Low-dose combined oral contraceptives (COCs) can interfere with bone mass acquisition during adolescence. This study aimed to evaluate bone mineral density (BMD) and bone mineral content (BMC) in female adolescents taking a standard low-dose COC (ethinylestradiol 20 μg/desogestrel 150 μg) over a 1-year period and to compare their data with those of healthy adolescents from the same age group not taking COCs.
This was a non-randomized parallel-control study with a 1-year follow-up. Sixty-seven adolescents aged from 12 to 19 years, divided into COC users (n = 41) taking 20 μg ethinylestradiol/150 μg desogestrel and COC non-user controls (n = 26), were evaluated by bone densitometry examinations at baseline and after 12 months. Comparisons between the groups at the study onset were performed using the Mann-Whitney test with the significance level fixed at 5% or p < 0.05. Comparisons between the groups at the study onset and after 12 months were based on variations in the median percentages for bone mass variables.
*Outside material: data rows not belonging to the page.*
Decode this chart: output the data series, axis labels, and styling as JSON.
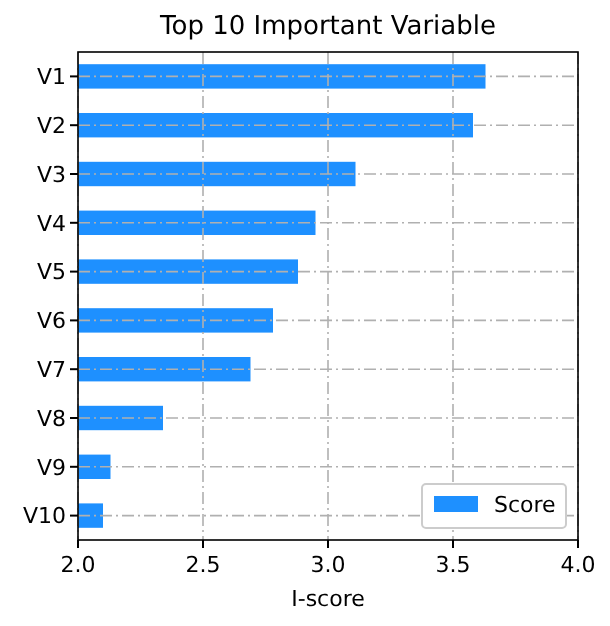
{
  "chart_data": {
    "type": "bar",
    "orientation": "horizontal",
    "title": "Top 10 Important Variable",
    "xlabel": "I-score",
    "categories": [
      "V1",
      "V2",
      "V3",
      "V4",
      "V5",
      "V6",
      "V7",
      "V8",
      "V9",
      "V10"
    ],
    "series": [
      {
        "name": "Score",
        "color": "#1e90ff",
        "values": [
          3.63,
          3.58,
          3.11,
          2.95,
          2.88,
          2.78,
          2.69,
          2.34,
          2.13,
          2.1
        ]
      }
    ],
    "xlim": [
      2.0,
      4.0
    ],
    "xticks": [
      {
        "value": 2.0,
        "label": "2.0"
      },
      {
        "value": 2.5,
        "label": "2.5"
      },
      {
        "value": 3.0,
        "label": "3.0"
      },
      {
        "value": 3.5,
        "label": "3.5"
      },
      {
        "value": 4.0,
        "label": "4.0"
      }
    ],
    "grid": true,
    "legend": "bottom right"
  }
}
The COC users presented with low bone mass acquisition in the lumbar spine, and had BMD and BMC median variations of 2.07% and +1.57%, respectively, between the measurements at baseline and 12 months. The control group had median variations of +12.16% and +16.84% for BMD and BMC, respectively, over the same period. The total body BMD and BMC showed similar evolutions during the study in both groups. Statistical significance (p < 0.05) was seen for the BMC percentage variation between COC users and non-users.
Use of a low-dose COC (ethinylestradiol 20 μg/desogestrel 150 μg) was associated with lower bone mass acquisition in adolescents during the study period.
Registry Number, RBR-5h9b3c.
低剂量复方口服避孕药(COC)可能会干扰青春期的骨量获取。本研究旨在评估服用标准低剂量COC(炔雌醇20μg/去氧孕烯150μg)一年的女性青少年的骨密度(BMD)和骨矿物质含量(BMC),并将其数据与未服用COC的同年龄组健康青少年的数据进行比较。
这是一项为期1年随访的非随机平行对照研究。67名年龄在12至19岁之间的青少年,分为服用20μg炔雌醇/150μg去氧孕烯的COC使用者(n = 41)和COC非使用者对照组(n = 26),在基线和12个月后通过骨密度检查进行评估。研究开始时两组之间的比较采用Mann-Whitney检验,显著性水平设定为5%或p < 0.05。研究开始时和12个月后两组之间的比较基于骨量变量中位数百分比的变化。
COC使用者腰椎的骨量获取较低,基线和12个月测量之间BMD和BMC的中位数变化分别为2.07%和 +1.57%。同期对照组BMD和BMC的中位数变化分别为 +12.16%和 +16.84%。两组全身BMD和BMC在研究期间显示出相似的变化。COC使用者和非使用者之间BMC百分比变化具有统计学显著性(p < 0.05)。
在研究期间,使用低剂量COC(炔雌醇20μg/去氧孕烯150μg)与青少年较低的骨量获取有关。
注册号,RBR-5h9b3c。